As you well know, a good installation kit and wiring harness make installing a replacement stereo considerably less troublesome.

I recall without much fondness the old days--prior to Crutchfield, etc.--when installations required considerable construction and inventiveness. I do not miss those times!

- David

Chris said...

David - I had so much fun I am seriously thinking of acquiring a new stereo for the Mustang now that I know how to take it's dash apart after fixing the lighter socket!

I too remember the days of which you speak, and mounting a cassette player underneath the dashboard since there was no other way to make it fit into my Buick Le Sabre!

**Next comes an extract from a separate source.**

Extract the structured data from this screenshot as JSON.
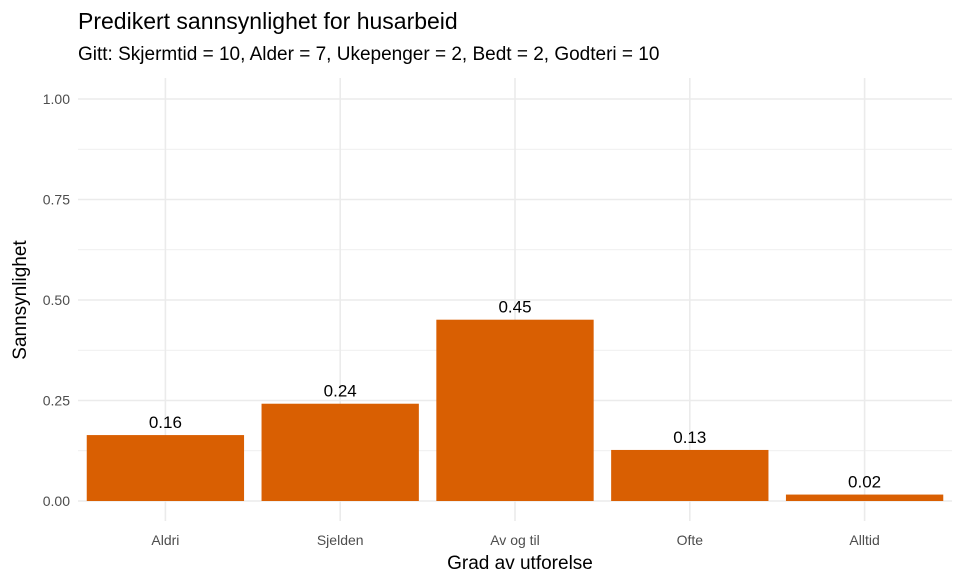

That puppy had a Wildcat V8 engine!

David Louis Harter said...

Chris,

There are some excellent systems available, and the installation kits make them relatively simple to install.

Ah, the "good old days"! YIKES!

- David

Chris said...

David - The system in the Mustang, even with the harness and dashboard kit was a lot more challenging, and a lot more fun than Scott's installation was! I am thinking perhaps a small sub-woofer would be in order!

David Louis Harter said...

Chris,

A subwoofer is always a welcome addition to an auto sound system! I highly recommend it.